While skeptics may wonder if New York needs yet another production of the play (which was most recently revived by the Roundabout Theatre Company in 2010 with Judith Ivey as Amanda), Jones points to this production’s success at the American Repertory Theatre in Cambridge, Massachusetts earlier this year. “Even for a child it’s totally captivating, because of the visual elements,” she notes of Tiffany’s unusual take on the play. “We’ve done it for many high school students who loved it. And we even gave a talk, one day, for this group of elderly men who were having a great deal of trouble coming out as gay, even in their 80s. So we spanned quite an age range up there.”

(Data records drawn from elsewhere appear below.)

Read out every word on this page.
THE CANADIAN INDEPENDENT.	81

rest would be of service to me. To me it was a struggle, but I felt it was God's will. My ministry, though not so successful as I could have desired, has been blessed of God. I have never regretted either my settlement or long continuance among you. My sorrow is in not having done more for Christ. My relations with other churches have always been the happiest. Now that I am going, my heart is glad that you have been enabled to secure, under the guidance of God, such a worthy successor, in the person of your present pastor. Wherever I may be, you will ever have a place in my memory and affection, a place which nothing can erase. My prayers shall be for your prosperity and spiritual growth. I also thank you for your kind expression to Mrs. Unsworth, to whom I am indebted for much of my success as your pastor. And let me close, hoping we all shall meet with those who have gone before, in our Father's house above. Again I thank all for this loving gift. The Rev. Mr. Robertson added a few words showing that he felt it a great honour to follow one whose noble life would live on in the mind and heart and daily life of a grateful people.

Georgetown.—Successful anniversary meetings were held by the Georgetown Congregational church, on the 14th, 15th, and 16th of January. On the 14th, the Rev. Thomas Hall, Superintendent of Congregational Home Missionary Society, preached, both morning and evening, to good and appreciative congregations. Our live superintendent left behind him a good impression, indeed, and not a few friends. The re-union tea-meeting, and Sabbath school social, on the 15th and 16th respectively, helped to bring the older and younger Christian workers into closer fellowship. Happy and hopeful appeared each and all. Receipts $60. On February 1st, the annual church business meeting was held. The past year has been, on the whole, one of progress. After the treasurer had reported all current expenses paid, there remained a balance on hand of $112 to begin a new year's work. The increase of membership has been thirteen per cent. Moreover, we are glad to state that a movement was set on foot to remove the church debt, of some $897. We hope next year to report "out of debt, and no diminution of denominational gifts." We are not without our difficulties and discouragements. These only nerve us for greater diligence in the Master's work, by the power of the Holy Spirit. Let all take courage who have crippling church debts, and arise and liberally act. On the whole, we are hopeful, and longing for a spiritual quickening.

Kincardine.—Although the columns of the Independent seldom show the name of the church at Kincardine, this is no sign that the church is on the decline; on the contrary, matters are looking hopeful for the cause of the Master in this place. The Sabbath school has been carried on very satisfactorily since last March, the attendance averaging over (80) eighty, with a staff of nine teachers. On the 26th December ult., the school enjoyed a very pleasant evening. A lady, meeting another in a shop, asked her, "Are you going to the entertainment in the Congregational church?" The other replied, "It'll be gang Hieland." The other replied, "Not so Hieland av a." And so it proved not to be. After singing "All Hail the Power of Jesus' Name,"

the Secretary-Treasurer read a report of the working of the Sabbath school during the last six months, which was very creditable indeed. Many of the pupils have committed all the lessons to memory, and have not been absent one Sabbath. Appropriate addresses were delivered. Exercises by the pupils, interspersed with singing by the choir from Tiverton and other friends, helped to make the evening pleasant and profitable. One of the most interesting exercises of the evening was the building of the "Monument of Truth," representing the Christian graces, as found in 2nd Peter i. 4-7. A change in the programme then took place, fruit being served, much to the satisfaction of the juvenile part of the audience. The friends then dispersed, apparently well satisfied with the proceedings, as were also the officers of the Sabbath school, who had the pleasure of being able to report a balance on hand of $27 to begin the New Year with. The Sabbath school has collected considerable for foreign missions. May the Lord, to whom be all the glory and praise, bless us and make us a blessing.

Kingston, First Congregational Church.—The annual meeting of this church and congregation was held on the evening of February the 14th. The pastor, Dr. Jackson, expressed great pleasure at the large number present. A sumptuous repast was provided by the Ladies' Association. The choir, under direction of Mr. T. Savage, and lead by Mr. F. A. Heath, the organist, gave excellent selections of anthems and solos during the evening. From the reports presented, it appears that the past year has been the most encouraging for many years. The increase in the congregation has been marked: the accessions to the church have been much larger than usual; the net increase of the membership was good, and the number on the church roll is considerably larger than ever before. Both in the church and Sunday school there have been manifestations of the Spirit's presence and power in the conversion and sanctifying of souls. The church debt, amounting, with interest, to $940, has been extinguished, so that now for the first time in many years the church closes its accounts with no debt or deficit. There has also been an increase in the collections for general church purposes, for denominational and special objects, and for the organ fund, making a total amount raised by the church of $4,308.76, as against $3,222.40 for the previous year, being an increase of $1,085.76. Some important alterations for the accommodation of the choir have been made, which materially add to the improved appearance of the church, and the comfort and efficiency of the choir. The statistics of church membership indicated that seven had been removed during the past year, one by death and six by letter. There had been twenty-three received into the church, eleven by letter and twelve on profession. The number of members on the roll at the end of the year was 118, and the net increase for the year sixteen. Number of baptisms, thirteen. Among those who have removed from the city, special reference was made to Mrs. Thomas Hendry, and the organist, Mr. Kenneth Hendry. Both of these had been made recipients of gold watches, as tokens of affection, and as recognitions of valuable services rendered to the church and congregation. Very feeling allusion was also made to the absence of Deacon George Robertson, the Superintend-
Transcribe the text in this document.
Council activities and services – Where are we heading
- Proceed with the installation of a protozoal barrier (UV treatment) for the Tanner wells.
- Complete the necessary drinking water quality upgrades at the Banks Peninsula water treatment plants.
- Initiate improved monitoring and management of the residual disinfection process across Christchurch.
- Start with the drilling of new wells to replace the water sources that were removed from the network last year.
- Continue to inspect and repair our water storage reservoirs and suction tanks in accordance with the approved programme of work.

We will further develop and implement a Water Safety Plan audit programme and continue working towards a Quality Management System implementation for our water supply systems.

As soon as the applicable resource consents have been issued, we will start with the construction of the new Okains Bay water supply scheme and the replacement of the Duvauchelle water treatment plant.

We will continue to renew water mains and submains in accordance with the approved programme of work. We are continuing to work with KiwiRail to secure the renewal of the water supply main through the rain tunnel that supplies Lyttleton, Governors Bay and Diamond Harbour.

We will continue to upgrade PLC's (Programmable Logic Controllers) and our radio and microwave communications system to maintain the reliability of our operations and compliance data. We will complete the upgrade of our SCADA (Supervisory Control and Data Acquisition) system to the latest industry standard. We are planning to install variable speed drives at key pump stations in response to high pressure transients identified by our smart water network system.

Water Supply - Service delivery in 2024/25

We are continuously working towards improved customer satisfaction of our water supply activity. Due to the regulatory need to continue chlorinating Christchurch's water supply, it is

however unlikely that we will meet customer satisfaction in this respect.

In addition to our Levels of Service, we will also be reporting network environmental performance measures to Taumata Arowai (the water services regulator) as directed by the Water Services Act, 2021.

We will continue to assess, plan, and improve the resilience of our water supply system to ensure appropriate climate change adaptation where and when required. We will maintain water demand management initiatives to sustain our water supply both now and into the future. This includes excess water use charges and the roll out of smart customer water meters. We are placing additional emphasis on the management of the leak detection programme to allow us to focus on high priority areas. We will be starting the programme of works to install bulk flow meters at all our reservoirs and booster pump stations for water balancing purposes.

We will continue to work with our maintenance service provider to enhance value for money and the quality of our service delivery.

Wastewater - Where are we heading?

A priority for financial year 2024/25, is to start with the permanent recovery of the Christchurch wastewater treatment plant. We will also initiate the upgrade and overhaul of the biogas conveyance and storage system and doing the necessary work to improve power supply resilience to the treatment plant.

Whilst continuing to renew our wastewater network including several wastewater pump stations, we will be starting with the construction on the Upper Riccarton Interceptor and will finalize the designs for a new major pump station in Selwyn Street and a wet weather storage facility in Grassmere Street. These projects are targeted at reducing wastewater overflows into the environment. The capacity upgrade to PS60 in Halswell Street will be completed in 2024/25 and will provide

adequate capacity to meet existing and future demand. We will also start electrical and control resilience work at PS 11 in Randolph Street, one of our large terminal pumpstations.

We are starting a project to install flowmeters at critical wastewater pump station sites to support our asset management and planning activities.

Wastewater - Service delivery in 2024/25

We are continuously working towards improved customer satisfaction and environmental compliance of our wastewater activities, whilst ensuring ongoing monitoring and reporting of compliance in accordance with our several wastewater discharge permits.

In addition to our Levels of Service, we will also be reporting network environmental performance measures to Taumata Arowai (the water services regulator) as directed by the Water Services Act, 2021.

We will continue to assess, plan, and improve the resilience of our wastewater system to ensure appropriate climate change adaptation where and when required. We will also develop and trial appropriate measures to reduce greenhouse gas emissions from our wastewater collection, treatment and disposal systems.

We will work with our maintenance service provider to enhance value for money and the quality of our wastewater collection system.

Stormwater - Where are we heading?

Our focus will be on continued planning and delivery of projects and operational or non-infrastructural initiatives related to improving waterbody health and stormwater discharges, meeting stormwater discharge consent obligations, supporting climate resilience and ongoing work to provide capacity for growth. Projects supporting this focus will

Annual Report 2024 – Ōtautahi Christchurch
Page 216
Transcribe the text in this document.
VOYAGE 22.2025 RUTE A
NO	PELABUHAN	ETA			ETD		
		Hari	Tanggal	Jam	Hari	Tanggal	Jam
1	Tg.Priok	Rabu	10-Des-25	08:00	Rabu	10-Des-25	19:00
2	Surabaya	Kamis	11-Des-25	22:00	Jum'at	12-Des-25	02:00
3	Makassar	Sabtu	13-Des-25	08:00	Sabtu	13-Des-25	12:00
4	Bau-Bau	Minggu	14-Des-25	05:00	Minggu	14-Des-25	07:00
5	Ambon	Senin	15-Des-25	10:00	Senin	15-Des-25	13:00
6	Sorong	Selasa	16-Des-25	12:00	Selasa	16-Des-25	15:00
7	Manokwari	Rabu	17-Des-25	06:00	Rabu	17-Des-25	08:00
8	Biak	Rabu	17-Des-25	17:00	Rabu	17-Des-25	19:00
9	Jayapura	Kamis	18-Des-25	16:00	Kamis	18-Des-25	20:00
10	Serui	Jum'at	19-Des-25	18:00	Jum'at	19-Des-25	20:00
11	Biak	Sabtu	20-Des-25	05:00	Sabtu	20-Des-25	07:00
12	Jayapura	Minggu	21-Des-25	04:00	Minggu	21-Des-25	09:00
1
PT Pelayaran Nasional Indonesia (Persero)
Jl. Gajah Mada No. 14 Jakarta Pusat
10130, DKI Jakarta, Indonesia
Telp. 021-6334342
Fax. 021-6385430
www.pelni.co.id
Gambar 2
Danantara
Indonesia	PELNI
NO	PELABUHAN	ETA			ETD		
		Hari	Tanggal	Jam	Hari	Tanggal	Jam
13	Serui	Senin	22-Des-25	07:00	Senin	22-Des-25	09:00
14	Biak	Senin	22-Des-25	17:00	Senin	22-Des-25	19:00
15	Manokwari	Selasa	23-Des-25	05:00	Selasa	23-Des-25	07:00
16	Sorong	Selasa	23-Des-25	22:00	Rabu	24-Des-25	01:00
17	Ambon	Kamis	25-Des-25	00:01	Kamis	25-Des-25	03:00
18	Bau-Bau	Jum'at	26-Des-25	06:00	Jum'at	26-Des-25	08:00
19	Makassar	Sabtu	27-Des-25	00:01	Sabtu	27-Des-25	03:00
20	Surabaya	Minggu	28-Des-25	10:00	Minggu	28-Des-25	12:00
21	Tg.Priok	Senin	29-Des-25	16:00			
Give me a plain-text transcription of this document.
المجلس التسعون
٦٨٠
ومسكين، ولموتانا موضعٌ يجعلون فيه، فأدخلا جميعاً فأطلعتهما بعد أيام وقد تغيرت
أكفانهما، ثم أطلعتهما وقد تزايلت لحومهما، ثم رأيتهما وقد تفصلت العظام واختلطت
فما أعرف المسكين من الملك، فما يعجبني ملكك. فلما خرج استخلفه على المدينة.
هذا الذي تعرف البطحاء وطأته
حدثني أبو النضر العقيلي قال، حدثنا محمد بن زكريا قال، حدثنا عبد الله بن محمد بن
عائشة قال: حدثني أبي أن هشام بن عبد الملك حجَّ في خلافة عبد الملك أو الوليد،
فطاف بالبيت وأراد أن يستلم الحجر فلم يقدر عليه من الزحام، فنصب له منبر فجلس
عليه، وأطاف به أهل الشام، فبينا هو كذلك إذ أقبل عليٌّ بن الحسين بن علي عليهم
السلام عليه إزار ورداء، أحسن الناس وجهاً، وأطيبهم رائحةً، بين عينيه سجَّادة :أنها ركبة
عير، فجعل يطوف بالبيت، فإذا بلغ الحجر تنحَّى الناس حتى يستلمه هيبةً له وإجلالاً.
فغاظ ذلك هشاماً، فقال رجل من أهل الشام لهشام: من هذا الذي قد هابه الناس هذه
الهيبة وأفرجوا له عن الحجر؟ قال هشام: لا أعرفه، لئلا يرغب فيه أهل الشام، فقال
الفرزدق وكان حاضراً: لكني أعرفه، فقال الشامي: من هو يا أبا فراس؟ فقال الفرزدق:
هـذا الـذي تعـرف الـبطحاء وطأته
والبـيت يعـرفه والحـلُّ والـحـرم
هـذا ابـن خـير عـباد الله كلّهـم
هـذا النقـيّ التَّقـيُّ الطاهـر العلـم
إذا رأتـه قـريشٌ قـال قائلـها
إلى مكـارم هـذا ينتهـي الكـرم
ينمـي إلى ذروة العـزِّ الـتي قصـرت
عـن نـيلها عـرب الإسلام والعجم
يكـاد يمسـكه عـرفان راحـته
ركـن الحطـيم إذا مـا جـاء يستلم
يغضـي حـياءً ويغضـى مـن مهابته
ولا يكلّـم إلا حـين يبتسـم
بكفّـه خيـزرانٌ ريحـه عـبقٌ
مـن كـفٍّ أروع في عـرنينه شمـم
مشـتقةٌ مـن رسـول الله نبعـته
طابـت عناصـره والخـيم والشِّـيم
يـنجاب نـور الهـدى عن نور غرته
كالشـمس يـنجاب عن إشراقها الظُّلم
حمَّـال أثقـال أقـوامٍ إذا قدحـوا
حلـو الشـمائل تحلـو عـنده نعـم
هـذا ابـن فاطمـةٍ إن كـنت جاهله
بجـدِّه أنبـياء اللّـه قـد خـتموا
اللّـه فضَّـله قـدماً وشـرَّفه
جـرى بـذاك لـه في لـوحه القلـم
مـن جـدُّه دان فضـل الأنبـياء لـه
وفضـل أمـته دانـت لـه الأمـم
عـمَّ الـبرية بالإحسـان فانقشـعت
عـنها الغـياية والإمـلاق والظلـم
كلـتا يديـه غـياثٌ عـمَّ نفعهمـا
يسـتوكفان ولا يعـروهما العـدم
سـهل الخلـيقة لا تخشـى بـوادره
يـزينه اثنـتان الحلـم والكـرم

Most of all, Jones believes strongly that, regardless of her performance, this “Menagerie” stands up to any of its predecessors. “The beauty of this production, as devastating as it is, is that the artistry is so great that you will truly be transported by it and uplifted. And that is not hyperbole,” she says. “I want everyone who loves theater to see it. But even more, I want every person who doesn’t like theater to see it, because it will affect all people.”